Le 3 juin 2015, la Cour de cassation a posé le principe selon lequel « la proportionnalité de l'engagement de la caution ne peut être appréciée au regard des revenus escomptés de l'opération garantie ». (Cour de cassation, chambre civile 1, 3 juin 2015, N° de pourvoi: 14-13126 14-17203).
En l'espèce, la banque Société Générale a consenti un prêt immobilier à une société civile immobilière (SCI).
Pour en garantir le remboursement du prêt à la banque, l'un des associés de la SCI s'est rendu, avec d'autres personnes, caution solidaire de la société emprunteuse.
A la suite d'incidents de paiement, la banque a assigné les cautions en paiement.
En défense, la caution a invoqué la disproportion du cautionnement sur le fondement de l'article L. 341-4 du code de la consommation aux termes desquelles :
« Un créancier professionnel ne peut se prévaloir d'un contrat de cautionnement conclu par une personne physique dont l'engagement était, lors de sa conclusion, manifestement disproportionné à ses biens et revenus, à moins que le patrimoine de cette caution, au moment où celle-ci est appelée, ne lui permette de faire face à son obligation ».
La caution doit donc justifier du montant de son revenu mensuel net et de sa situation professionnelle au jour la signature du cautionnement afin de mettre le juge en mesure d'apprécier la disproportion de son engagement.

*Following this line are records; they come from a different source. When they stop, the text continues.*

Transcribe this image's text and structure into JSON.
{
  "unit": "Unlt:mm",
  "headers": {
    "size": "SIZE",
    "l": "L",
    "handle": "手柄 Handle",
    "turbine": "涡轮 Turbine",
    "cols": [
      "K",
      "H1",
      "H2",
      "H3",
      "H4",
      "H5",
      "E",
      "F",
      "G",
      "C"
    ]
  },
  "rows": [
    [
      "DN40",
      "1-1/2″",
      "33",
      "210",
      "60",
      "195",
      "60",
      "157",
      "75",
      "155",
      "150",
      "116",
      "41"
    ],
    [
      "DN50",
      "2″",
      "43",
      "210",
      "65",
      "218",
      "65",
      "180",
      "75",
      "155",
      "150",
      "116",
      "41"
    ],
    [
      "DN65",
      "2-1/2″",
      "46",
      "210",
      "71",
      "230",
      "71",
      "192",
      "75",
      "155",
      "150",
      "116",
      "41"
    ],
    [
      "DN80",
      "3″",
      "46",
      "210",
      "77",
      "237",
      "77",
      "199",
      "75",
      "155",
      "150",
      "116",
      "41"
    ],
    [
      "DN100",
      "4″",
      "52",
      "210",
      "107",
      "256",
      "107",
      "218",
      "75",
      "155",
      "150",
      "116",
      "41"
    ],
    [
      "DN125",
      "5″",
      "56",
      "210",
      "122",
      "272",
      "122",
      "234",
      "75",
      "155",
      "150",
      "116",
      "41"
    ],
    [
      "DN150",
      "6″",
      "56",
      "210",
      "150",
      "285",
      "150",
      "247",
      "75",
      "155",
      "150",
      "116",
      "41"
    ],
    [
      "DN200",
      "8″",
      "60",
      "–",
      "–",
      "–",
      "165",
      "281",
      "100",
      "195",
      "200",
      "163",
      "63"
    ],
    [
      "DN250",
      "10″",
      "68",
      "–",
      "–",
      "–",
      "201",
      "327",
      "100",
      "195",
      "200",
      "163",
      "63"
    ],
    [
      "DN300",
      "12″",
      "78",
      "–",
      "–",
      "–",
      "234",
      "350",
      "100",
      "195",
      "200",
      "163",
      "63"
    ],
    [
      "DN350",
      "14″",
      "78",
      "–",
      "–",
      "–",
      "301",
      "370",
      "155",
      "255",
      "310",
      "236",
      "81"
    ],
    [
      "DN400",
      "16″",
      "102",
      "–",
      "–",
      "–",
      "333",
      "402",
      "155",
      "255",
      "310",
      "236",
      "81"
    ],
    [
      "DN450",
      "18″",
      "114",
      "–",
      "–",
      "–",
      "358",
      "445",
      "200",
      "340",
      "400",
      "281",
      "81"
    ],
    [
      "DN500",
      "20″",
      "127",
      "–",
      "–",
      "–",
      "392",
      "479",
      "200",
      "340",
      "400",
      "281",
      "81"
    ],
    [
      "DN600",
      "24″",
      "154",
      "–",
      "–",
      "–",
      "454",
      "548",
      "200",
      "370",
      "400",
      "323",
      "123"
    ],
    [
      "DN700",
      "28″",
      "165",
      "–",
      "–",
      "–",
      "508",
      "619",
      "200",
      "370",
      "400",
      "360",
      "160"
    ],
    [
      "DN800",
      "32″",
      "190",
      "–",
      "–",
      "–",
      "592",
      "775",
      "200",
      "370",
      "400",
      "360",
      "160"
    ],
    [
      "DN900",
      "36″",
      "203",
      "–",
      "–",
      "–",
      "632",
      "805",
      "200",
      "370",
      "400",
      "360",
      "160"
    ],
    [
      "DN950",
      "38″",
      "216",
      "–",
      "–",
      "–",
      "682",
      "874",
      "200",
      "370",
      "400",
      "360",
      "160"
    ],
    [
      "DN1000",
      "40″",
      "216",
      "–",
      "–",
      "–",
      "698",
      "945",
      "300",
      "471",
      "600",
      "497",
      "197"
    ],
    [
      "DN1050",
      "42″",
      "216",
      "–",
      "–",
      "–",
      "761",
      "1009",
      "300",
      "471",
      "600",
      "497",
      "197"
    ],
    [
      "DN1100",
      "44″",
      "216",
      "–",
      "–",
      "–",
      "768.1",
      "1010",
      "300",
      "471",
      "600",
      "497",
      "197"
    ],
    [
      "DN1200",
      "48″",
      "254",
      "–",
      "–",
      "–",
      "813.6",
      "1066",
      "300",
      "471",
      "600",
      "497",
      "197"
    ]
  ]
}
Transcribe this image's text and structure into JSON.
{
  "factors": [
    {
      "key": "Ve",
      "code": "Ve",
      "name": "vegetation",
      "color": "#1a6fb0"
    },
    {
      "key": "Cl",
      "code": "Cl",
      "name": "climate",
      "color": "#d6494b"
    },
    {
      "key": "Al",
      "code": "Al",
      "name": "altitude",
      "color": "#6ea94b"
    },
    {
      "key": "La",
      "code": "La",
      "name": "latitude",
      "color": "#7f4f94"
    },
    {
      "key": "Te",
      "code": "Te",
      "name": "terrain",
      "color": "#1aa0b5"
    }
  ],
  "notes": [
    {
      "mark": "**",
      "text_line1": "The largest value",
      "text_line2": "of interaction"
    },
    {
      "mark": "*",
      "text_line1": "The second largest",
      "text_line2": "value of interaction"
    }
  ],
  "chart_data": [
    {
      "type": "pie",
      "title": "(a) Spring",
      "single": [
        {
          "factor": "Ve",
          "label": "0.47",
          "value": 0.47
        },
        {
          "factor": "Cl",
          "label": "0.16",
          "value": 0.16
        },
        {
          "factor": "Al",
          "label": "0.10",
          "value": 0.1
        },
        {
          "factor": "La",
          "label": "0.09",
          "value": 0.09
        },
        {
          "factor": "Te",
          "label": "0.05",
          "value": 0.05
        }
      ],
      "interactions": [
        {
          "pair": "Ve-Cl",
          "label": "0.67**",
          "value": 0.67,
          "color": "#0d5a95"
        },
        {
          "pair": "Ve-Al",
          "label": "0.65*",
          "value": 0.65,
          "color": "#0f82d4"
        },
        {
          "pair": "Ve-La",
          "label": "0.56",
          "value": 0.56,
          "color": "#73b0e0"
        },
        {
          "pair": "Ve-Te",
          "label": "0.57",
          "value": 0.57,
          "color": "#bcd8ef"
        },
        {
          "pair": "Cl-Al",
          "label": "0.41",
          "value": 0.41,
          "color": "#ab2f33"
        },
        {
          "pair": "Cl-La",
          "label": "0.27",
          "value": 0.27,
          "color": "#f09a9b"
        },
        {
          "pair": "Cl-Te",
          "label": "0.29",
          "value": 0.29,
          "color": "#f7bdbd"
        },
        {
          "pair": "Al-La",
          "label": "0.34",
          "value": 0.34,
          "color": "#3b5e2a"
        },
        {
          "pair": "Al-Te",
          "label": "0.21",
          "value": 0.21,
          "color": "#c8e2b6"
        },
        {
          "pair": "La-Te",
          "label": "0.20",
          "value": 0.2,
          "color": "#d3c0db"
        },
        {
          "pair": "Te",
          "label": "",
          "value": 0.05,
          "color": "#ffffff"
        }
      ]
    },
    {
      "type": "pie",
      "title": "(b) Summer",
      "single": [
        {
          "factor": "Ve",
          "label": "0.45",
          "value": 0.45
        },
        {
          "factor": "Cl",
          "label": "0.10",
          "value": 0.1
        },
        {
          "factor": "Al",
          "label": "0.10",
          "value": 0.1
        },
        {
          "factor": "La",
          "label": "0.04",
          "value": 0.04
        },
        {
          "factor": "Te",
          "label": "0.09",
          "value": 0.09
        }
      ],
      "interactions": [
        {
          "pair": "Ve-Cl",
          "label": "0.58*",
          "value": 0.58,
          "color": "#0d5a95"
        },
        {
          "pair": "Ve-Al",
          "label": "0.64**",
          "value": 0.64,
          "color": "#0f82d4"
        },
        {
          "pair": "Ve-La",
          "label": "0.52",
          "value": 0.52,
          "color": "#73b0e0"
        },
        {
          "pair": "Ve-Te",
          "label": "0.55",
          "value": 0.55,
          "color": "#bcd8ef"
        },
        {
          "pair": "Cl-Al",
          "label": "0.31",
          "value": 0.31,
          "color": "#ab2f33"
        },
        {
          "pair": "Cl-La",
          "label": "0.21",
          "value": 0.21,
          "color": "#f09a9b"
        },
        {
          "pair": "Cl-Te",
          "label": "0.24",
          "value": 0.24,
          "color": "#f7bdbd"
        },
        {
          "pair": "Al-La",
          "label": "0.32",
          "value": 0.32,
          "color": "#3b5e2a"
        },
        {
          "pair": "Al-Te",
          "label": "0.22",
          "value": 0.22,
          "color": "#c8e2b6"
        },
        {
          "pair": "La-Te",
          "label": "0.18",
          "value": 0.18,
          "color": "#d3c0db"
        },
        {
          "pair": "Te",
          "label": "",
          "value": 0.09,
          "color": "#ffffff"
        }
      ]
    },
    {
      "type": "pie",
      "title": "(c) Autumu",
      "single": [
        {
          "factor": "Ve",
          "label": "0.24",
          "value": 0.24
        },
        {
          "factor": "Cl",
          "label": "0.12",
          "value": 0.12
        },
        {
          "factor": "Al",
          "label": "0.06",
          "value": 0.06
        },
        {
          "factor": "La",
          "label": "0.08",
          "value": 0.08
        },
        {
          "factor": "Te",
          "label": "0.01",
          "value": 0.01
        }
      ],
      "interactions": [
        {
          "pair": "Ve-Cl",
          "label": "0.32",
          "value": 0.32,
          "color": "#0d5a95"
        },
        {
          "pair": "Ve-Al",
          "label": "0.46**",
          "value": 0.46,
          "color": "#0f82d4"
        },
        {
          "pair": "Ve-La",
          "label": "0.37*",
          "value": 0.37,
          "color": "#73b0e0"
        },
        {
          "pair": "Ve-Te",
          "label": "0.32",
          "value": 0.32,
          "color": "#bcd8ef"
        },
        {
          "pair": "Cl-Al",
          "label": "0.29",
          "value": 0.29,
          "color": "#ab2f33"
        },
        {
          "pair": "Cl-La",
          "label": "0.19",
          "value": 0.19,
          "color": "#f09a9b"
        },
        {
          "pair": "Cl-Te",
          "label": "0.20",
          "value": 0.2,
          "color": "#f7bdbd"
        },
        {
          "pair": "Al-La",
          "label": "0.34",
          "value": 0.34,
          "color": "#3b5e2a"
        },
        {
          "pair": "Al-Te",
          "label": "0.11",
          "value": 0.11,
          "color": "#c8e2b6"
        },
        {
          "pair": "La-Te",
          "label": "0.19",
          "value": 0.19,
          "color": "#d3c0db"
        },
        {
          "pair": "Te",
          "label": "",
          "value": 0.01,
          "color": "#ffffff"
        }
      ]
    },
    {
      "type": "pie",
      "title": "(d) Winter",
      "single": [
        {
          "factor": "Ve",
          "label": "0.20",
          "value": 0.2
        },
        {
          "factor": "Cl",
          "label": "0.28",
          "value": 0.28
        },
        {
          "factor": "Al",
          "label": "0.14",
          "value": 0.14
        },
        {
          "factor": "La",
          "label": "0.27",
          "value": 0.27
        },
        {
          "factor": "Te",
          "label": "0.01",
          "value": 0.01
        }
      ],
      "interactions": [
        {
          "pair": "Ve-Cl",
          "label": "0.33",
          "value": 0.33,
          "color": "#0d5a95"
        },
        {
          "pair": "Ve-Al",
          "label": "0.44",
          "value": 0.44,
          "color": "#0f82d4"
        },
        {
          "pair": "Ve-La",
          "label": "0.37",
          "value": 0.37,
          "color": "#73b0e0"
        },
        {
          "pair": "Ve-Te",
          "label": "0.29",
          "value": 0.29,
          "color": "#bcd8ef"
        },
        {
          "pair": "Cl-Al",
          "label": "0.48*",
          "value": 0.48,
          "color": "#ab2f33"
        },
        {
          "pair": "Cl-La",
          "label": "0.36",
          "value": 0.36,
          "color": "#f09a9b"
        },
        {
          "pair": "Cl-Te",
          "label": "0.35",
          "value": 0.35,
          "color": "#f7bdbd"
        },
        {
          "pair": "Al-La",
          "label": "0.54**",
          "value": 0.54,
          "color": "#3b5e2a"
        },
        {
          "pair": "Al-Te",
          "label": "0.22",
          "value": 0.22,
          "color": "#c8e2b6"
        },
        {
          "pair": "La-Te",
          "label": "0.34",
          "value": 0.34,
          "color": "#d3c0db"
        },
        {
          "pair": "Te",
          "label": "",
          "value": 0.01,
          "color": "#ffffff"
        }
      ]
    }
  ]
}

Au cas d'espèce, la caution avait démissionné de son emploi quelques jours avant la signature de l'acte de cautionnement.
Au regard de l'article L. 314-4 du Code de la consommation précité, la cour de cassation a admis la disproportion du cautionnement.
Pour ce faire, elle a considéré que la valeur des droits de la caution dans le capital de la SCI cautionnée, c'est à dire celle du patrimoine immobilier financé par le prêt consenti, ne doit pas être pris en compte dans le calcul de la disproportionnalité du cautionnement.
La disproportion ne peut être appréciée au regard de la valeur des parts détenues par la caution dans la société débitrice principale, lorsque le patrimoine de celle-ci est constitué du seul bien acquis exclusivement au moyen du prêt garanti.
Au détour de la formule de principe précitée se cache une conséquence extrêmement positive pour les cautions et donc négative pour les banques.
En effet, l'appréciation de la disproportion du cautionnement par les juges ne peut se faire en tenant compte de l'augmentation prévisible des revenus de la caution au moment de la conclusion de l'engagement de caution.
Concrètement, à titre d'exemple, si le prêt bancaire contracté par la société devait permettre la réalisation d'un projet lucratif ou d'un business plan prometteur, ces éléments sont hors de l'équation de calcul de la disproportion du cautionnement du dirigeant ou de l'associé qui s'est porté caution de ladite société.
De même, en cas de crédits immobiliers cautionnés par les associés de SCI, la valeur de l'opération à réaliser n'entre pas dans les éléments d'actif de la caution pour l'appréciation de la disproportion du cautionnement.
Il résulte de cette décision que, pour apprécier la disproportion du cautionnement, les juges ne doivent plus prendre compte :
- les facultés de remboursement de la caution « raisonnablement prévisibles en l’état du succès escompté de l’opération immobilière entreprise par la société » ;
- ni les perspectives de développement de l’entreprise cautionnée.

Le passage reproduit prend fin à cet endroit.